The company released DeepSeek-V3 on Tuesday, a 671-billion-parameter model that it claims matches OpenAI’s GPT-4o in capabilities while costing just $6 million to train—compared to the $100 million or more for similar Western systems.

Trained on a cluster of 2,048 GPUs over two months, V3 scored 90.2 on the MATH benchmark for mathematical reasoning and 82.6 on HumanEval for coding tasks, according to DeepSeek’s evaluations.

DeepSeek CEO Liang Wenfeng disclosed in a WeChat interview that engineers “optimized” the H800 chips—Nvidia’s throttled version of the H100 designed for compliance with 2022 U.S. export rules—to enhance performance without breaking laws.

“We didn’t violate any laws; we just made the hardware work better for our needs,” Liang said. The H800, limited to 70% of the H100’s speed to curb AI development in China, still powers a significant portion of the country’s compute resources.

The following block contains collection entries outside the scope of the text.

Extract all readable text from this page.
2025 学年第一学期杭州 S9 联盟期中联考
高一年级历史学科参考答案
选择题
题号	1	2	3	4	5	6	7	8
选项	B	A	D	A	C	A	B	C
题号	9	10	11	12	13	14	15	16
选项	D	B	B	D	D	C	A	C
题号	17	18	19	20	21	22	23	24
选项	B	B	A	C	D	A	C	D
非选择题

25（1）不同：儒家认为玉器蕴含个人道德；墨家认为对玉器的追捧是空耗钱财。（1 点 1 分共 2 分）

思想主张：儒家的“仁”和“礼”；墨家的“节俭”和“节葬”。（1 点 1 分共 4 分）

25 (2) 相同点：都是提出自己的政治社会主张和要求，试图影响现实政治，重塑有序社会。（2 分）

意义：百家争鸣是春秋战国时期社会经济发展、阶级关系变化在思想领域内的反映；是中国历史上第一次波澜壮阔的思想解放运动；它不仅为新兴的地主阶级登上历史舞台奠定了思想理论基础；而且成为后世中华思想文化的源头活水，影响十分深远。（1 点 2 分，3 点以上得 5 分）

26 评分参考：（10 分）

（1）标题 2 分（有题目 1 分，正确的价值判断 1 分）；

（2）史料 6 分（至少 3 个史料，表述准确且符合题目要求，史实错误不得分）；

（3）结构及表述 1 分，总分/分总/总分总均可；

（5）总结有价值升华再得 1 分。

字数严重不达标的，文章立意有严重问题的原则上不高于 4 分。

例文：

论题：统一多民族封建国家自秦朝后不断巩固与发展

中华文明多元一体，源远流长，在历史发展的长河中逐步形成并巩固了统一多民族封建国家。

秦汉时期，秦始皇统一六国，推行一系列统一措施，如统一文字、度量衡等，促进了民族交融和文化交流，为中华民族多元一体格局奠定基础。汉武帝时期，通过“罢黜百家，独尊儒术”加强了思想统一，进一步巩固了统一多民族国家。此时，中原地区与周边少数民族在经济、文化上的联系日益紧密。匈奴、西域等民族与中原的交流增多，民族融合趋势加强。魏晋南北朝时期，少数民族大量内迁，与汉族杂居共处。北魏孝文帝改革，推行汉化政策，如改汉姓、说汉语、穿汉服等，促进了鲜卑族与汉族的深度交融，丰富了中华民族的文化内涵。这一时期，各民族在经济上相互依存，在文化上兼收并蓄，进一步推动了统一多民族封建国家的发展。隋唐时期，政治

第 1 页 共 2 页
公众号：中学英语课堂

Backed by High-Flyer Quant Investment, which manages $2 billion in assets for quantitative trading, DeepSeek launched its first model in 2023. The new V3 will be open-sourced, allowing global developers to build on its weights. “Our goal is to democratize AI, not weaponize it,” Liang added.

The disclosure has prompted concern among U.S. officials. The Commerce Department’s Bureau of Industry and Security added 140 Chinese entities to its Entity List in October, targeting chip designers and AI firms. Nvidia, which earned 20% of its revenue from China pre-restrictions, has adapted with compliant models like the A800 and H800 but faces ongoing losses.

Analysts see DeepSeek’s approach as emblematic of China’s push for self-sufficiency. Domestic alternatives, such as Huawei’s Ascend chips, are gaining traction in a $50 billion annual AI hardware market. Beijing has retaliated against U.S. curbs with limits on rare-earth exports critical for semiconductors.

DeepSeek’s breakthrough, achieved at a fraction of Western costs, underscores the challenges in enforcing export controls as modifications and local innovation erode their impact. The U.S. may need to address software-based workarounds in future rules.